How to avoid the "reactive safety management loop"
The role of management is to maximize long-term shareholder value by allocating limited resources to satisfy the primary stakeholders. To achieve that objective, most business leaders set strategies for and measure their results against areas like service quality, supplier satisfaction, current profitability, employee morale and overall operating costs. Failure to set a strategy for safety amongst these ultra-competing measures, ultimately is the cause of what I like to call "reactive safety management."
Cash is the life's blood of any business and therefore the costs associated with safety performance can never be de-coupled from a company's bottom line. Reactive safety management is most commonly the result of rising claims and insurance costs negative effect on a company's bottom line. Accident and injuries are up, cost of insurance increases and profitability is down. Management reacts, safety awareness is raised, short-term success is achieved, complacency sets in and the process is repeated. Repeating this process is what I call the "Reactive Safety Management Loop."

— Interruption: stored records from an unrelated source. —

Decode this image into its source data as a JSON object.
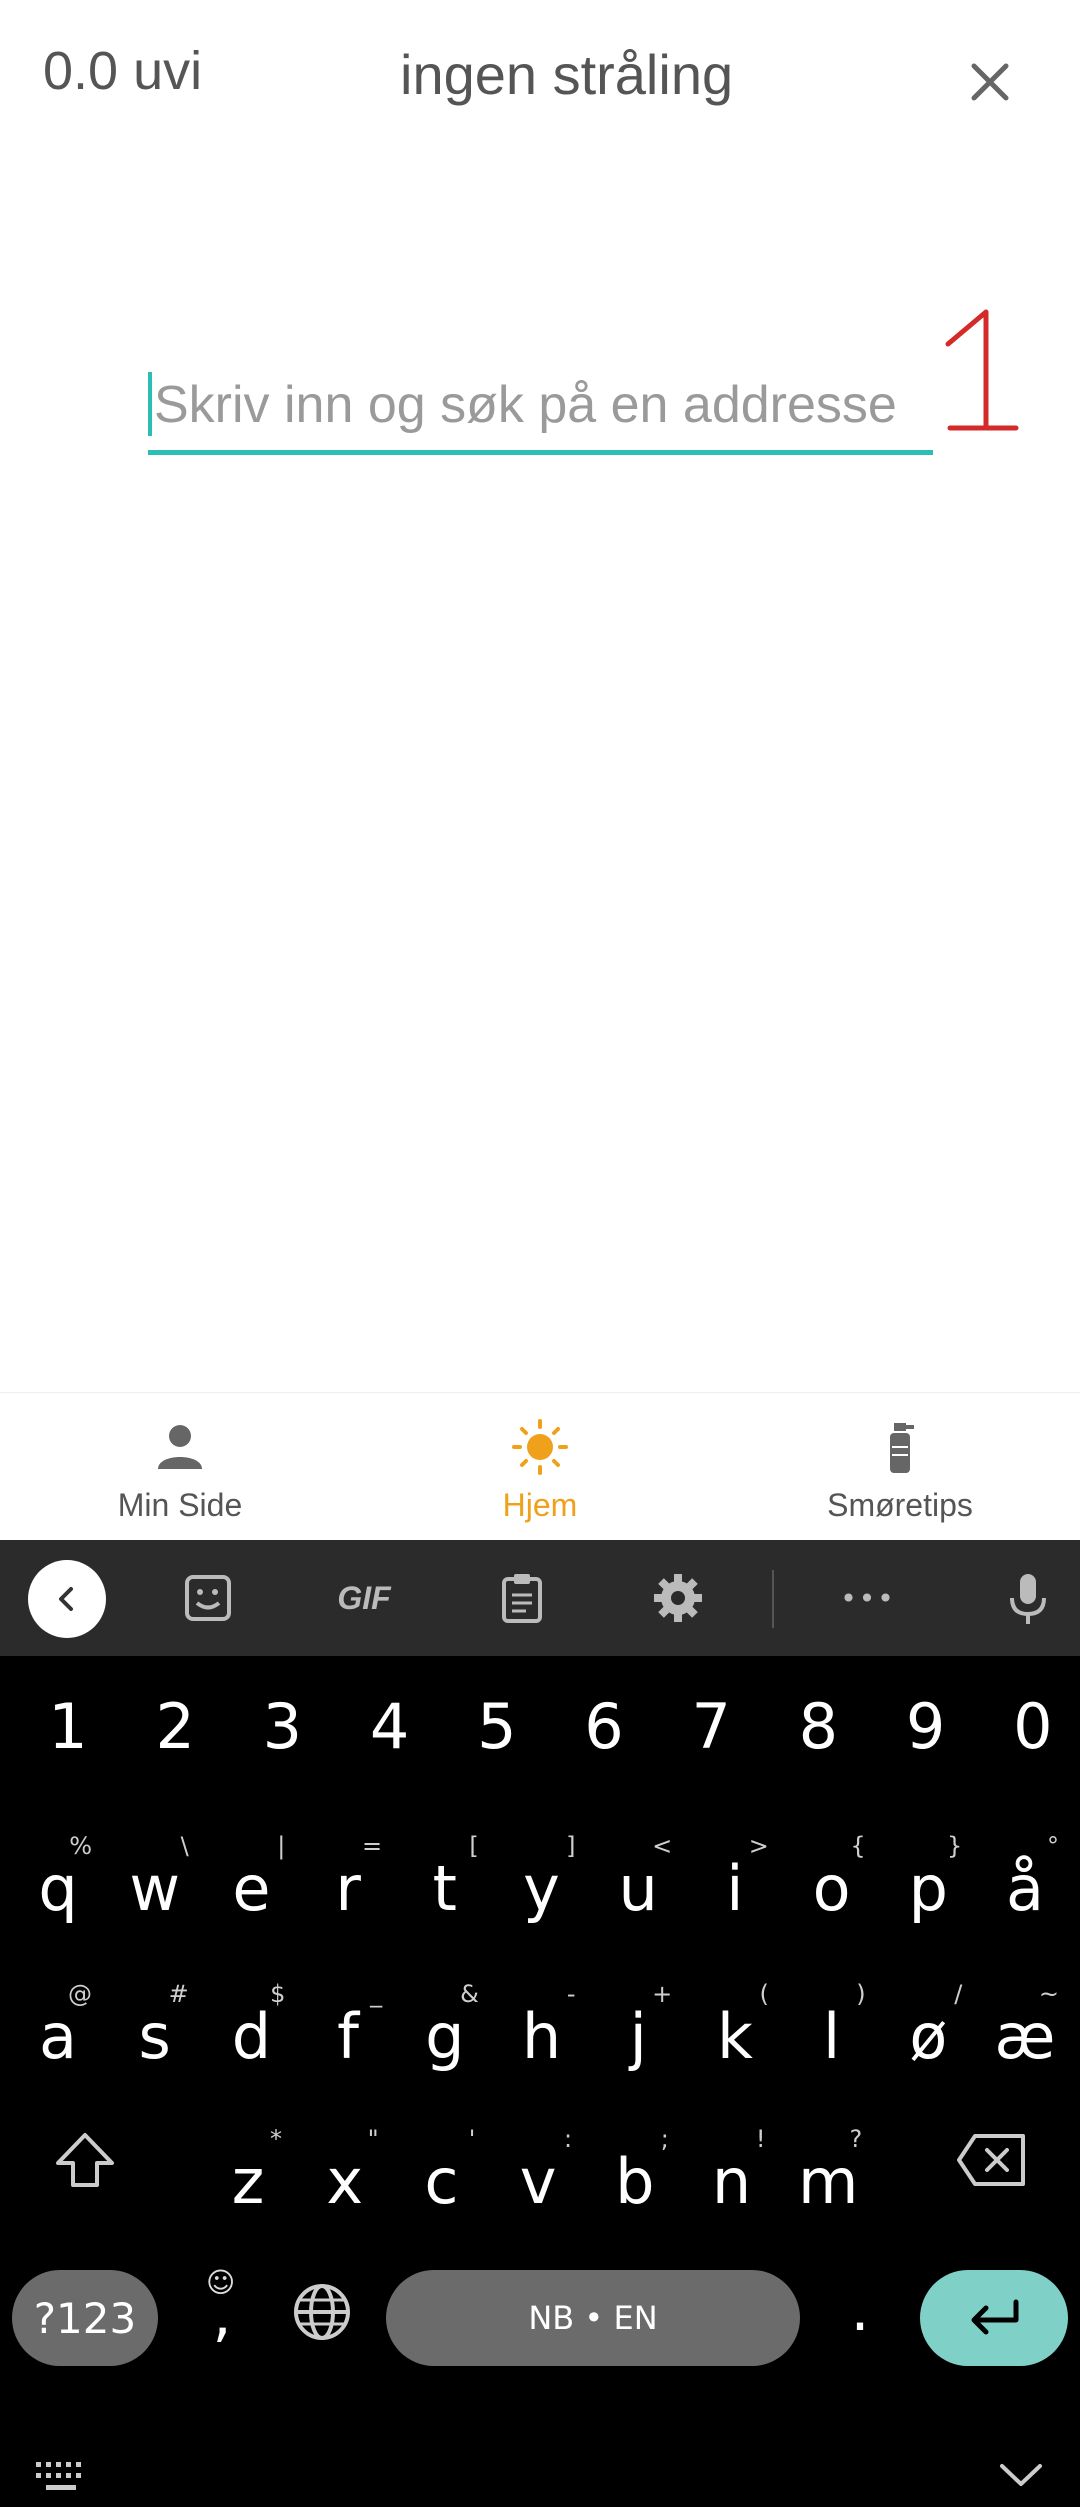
{
  "header": {
    "uvi": "0.0 uvi",
    "radiation": "ingen stråling"
  },
  "search": {
    "placeholder": "Skriv inn og søk på en addresse",
    "value": ""
  },
  "annotation_text": "1",
  "bottom_nav": [
    {
      "label": "Min Side",
      "icon": "person-icon",
      "active": false
    },
    {
      "label": "Hjem",
      "icon": "sun-icon",
      "active": true
    },
    {
      "label": "Smøretips",
      "icon": "sunscreen-bottle-icon",
      "active": false
    }
  ],
  "colors": {
    "accent_teal": "#2bbfb3",
    "active_orange": "#f0a11b",
    "keyboard_bg": "#000000",
    "keyboard_toolbar": "#2b2b2b"
  },
  "keyboard": {
    "toolbar_icons": [
      "back-arrow-icon",
      "sticker-icon",
      "gif-icon",
      "clipboard-icon",
      "settings-icon",
      "more-icon",
      "microphone-icon"
    ],
    "gif_label": "GIF",
    "more_label": "•••",
    "numbers": [
      "1",
      "2",
      "3",
      "4",
      "5",
      "6",
      "7",
      "8",
      "9",
      "0"
    ],
    "row1": [
      {
        "k": "q",
        "a": "%"
      },
      {
        "k": "w",
        "a": "\\"
      },
      {
        "k": "e",
        "a": "|"
      },
      {
        "k": "r",
        "a": "="
      },
      {
        "k": "t",
        "a": "["
      },
      {
        "k": "y",
        "a": "]"
      },
      {
        "k": "u",
        "a": "<"
      },
      {
        "k": "i",
        "a": ">"
      },
      {
        "k": "o",
        "a": "{"
      },
      {
        "k": "p",
        "a": "}"
      },
      {
        "k": "å",
        "a": "°"
      }
    ],
    "row2": [
      {
        "k": "a",
        "a": "@"
      },
      {
        "k": "s",
        "a": "#"
      },
      {
        "k": "d",
        "a": "$"
      },
      {
        "k": "f",
        "a": "_"
      },
      {
        "k": "g",
        "a": "&"
      },
      {
        "k": "h",
        "a": "-"
      },
      {
        "k": "j",
        "a": "+"
      },
      {
        "k": "k",
        "a": "("
      },
      {
        "k": "l",
        "a": ")"
      },
      {
        "k": "ø",
        "a": "/"
      },
      {
        "k": "æ",
        "a": "~"
      }
    ],
    "row3": [
      {
        "k": "z",
        "a": "*"
      },
      {
        "k": "x",
        "a": "\""
      },
      {
        "k": "c",
        "a": "'"
      },
      {
        "k": "v",
        "a": ":"
      },
      {
        "k": "b",
        "a": ";"
      },
      {
        "k": "n",
        "a": "!"
      },
      {
        "k": "m",
        "a": "?"
      }
    ],
    "symbols_label": "?123",
    "comma": ",",
    "comma_alt": "☺",
    "space_label": "NB • EN",
    "period": "."
  }
}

Companies do not set out to create the "Reactive Safety Management Loop". It naturally shows up under ultra competing priorities when safety is not included in the business strategy and the annual business plan. Short-term safety success is easy, sustainability is the management challenge.
In order to avoid the "Reactive Safety Management Loop", consider the following as part of your safety strategy;
Create safety as a value throughout the organization.
Establish a safety policy.
Plan and set standards.
Establish an audit and review system.
Celebrate small wins towards achieving success.
Measure and report safety results regularly.
Make safety as important as other things you do to succeed.